Antes de ali ingressar aos 11 anos de idade —uma criança —, Sérgio só conhecia o internato por suas grandes festas, razão por que a escola correspondia a um mundo de ilusões e fantasias. "Vais encontrar o mundo, disse-me meu pai, à porta do Ateneu. Coragem para a luta", assim começa o romance. Para Sérgio, o Ateneu era um novo mundo que se abria diante dele. Só aos poucos é que vai percebendo as "regras" daquele mundo, as leis que regiam o Ateneu. Arrebatado da "estufa de carinho que é o regime do amor doméstico" (cap. I), o menino se sente frágil e indefeso diante das hostilidades do mundo, à mercê de "educadores" que lhe impõem a camisa-de-força das convenções sociais, marcadas pela mentira e superficialidade. O Ateneu, apresentado pelo autor como um retrato da sociedade da época ("Não é o internato que faz a sociedade; o internato a reflete. A corrupção que ali viceja vem de fora.", diz o professor Sérgio no cap. XI), é o local onde sobressaem as mazelas, os casos de corrupção, deslealdade, amizades perigosas, homossexualismo e outras manifestações do comportamento social. O internato é um microcosmo da sociedade da época: monarquista e imperial. Desviado de sua verdadeira função — formar e instruir —, o Ateneu transforma-se num meio de exteriorizar a vaidade, a soberba e a empáfia de seu Diretor Dr. Aristarco (Dr. Abílio Borges, Barão de Macaúba, diretor do colégio Abílio) .
O romance pode ser considerado como um diário sobre um internato, em que o mundo da escola é retratado sob a ótica particular de Sérgio, que é claramente caricatural. Assim, o Diretor do Ateneu, Aristarco Argolo dos Ramos, encarna o autoritarismo, a insensibilidade e a vaidade. "Soldavam-se nele o educador e o empresário com uma perfeição rigorosa de acôrdo, dois lados da mesma medalha: opostos, mas justapostos." (cap. II)
Sérgio, com o passar do tempo, vivencia inúmeras experiências, desde a amizade (pelo aluno Egbert), a fôrça (tanto do amado Bento quanto do cruel "sedutor" Sanches), o autoritarismo (do Diretor Aristarco), até a descoberta da sexualidade (amor por Ema, esposa do Diretor, que para Sérgio representa um misto de mulher e mãe; amor por Ângela, a empregada do colégio, símbolo do mal, personificação do sexo e da classe social inferior a serviço, com o trabalho ou a prestação de serviços sexuais, de uma classe mais abastada; amor por Bento Alves, o "grande, forte e bravo", por quem nutria uma estima "feminina").

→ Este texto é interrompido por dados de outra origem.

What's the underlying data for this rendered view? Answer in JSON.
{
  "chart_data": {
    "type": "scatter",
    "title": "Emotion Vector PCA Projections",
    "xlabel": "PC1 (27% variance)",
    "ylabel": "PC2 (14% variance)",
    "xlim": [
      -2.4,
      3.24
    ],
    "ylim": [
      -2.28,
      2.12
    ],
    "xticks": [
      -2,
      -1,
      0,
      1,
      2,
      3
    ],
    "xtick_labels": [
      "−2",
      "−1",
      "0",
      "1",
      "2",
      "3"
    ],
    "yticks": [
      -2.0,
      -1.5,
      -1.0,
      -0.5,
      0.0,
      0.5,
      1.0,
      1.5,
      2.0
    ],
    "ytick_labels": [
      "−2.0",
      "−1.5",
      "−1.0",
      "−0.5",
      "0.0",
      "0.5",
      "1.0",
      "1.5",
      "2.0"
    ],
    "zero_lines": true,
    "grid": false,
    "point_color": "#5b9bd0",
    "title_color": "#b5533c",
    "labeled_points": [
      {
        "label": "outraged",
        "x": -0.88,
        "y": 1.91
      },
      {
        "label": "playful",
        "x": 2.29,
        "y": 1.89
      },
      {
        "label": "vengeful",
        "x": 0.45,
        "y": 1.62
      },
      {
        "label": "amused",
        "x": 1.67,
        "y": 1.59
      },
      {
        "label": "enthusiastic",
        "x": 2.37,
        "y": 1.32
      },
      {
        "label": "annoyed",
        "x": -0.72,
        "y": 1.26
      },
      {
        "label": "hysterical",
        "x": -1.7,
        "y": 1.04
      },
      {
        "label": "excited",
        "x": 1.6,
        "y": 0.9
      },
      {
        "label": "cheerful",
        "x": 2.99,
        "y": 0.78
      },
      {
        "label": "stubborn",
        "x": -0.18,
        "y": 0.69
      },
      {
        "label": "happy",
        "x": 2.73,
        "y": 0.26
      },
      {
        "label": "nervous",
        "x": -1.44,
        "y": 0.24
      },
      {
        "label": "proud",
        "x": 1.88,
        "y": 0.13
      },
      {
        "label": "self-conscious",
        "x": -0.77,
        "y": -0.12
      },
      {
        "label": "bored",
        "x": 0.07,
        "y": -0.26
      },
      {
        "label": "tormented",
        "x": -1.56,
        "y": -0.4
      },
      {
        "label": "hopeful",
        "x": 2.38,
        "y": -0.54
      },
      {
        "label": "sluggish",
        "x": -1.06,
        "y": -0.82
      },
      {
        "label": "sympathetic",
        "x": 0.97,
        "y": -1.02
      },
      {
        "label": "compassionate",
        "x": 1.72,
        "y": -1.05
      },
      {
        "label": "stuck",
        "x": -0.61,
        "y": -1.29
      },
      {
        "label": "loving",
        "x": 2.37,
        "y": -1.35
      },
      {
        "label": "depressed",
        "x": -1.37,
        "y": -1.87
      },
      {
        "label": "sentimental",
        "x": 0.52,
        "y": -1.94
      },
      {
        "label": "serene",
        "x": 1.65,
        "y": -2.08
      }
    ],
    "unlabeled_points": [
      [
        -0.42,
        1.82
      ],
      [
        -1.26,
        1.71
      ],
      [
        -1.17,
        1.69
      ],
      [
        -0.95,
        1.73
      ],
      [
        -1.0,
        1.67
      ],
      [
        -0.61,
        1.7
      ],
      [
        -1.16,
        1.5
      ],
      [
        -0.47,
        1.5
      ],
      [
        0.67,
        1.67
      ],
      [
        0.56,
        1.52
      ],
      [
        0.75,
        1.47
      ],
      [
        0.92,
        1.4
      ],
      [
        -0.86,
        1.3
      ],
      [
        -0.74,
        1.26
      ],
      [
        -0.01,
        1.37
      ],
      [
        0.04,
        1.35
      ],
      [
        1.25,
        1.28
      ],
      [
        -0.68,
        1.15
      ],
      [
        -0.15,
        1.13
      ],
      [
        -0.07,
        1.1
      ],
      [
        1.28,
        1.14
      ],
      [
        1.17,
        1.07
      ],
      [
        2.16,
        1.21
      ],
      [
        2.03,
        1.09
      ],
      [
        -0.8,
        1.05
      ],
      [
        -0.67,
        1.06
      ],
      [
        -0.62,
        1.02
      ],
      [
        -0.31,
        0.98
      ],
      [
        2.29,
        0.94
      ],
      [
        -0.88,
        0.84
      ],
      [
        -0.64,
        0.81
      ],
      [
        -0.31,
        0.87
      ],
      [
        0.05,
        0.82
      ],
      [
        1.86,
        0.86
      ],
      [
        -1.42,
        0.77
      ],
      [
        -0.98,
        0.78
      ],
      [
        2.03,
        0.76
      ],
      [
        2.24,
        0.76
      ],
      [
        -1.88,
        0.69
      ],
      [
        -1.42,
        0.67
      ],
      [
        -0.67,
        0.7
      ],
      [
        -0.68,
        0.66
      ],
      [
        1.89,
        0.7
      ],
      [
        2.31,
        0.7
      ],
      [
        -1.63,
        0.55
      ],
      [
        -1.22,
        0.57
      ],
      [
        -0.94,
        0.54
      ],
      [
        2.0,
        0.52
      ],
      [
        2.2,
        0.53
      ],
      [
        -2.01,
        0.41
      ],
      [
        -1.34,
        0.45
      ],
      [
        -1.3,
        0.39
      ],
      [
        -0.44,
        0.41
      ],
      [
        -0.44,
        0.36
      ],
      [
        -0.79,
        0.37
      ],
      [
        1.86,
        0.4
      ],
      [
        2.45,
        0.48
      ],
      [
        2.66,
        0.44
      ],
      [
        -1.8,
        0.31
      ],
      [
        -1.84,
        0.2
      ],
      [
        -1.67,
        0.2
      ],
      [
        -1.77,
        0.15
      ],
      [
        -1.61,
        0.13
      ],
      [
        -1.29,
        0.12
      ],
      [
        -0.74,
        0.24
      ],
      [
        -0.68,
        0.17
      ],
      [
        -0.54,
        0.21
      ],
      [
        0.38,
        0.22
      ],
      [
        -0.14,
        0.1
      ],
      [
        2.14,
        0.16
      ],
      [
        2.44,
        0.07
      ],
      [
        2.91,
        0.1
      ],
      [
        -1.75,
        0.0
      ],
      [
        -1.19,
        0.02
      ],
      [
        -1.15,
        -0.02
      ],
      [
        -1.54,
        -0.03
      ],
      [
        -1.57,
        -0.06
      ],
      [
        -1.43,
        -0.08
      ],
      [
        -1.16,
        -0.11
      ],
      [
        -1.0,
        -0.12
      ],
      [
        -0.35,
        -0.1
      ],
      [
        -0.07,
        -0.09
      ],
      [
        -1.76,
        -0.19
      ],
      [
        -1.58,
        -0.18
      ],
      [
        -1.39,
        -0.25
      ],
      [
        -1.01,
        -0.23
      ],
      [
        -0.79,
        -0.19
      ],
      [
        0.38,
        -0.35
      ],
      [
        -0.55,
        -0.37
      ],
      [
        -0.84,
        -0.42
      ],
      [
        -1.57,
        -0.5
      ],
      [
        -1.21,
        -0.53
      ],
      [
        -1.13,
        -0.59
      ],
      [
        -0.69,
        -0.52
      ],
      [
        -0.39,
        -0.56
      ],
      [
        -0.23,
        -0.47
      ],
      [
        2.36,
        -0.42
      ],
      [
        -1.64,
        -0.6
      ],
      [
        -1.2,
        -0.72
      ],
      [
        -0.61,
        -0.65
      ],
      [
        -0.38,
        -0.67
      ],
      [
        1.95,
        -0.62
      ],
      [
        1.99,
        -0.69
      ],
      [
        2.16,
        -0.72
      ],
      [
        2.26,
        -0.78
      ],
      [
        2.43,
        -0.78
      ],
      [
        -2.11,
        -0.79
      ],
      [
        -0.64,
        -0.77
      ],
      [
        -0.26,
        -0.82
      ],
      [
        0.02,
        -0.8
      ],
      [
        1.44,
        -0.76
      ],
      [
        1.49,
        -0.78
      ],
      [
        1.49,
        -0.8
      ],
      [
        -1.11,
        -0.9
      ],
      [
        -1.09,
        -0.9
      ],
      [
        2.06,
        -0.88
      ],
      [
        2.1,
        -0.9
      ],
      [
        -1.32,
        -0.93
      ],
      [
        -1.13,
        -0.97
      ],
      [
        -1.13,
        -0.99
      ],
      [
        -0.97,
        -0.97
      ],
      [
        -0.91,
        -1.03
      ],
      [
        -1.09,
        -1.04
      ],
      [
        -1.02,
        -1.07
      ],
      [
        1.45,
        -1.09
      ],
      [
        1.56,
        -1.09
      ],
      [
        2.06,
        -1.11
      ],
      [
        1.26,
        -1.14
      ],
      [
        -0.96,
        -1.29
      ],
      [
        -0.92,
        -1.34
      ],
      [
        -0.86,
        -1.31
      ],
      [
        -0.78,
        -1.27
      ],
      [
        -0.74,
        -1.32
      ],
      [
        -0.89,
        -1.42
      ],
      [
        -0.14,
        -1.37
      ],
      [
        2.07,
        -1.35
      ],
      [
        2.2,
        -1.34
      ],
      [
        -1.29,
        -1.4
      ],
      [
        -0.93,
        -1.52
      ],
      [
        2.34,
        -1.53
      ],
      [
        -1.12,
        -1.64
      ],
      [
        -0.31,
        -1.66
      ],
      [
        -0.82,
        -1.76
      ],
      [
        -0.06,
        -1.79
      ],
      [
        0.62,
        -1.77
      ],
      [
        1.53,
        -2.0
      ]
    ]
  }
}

Com o tempo, instala-se na criança o sentimento de vingança. A necessidade de ver-se livre desse mundo de opressão é uma consequência natural: a catarse é previsível. Encerra sua "crônica de saudades" o incêndio do educandário, ao final do livro, tramado não por Sérgio, mas por Américo, um aluno que fugira do internato e, resgatado, fôra ali deixado contra a vontade com a recomendação paterna de que Aristarco lhe curasse o mau comportamento. O incêndio final da escola e o abandono de Aristarco por parte de sua esposa Ema evidenciam a intenção do narrador de vingar-se contra a educação que recebera na adolescência, sendo os momentos mais agressivos de sua desforra.
Alguns críticos acham por bem reportar o nome do incendiário Américo à América, o novo mundo que figurativamente põe fogo a tudo que lembre o passado — Europa e seus valores. O colégio Ateneu, dentro dessa visão, seria um antro de erudição europeizada, falsa, importada e desligada da realidade histórica brasileira.
Lembremo-nos de que Raul Pompéia era abolicionista e republicano.
Por que tratar de um internato tão distante, no Rio de Janeiro, na última década do século XIX, dentro desse texto sobre o Ginásio Santo Antônio em São João del-Rei, na década de 60 do século XX, portanto cerca de 70 anos depois?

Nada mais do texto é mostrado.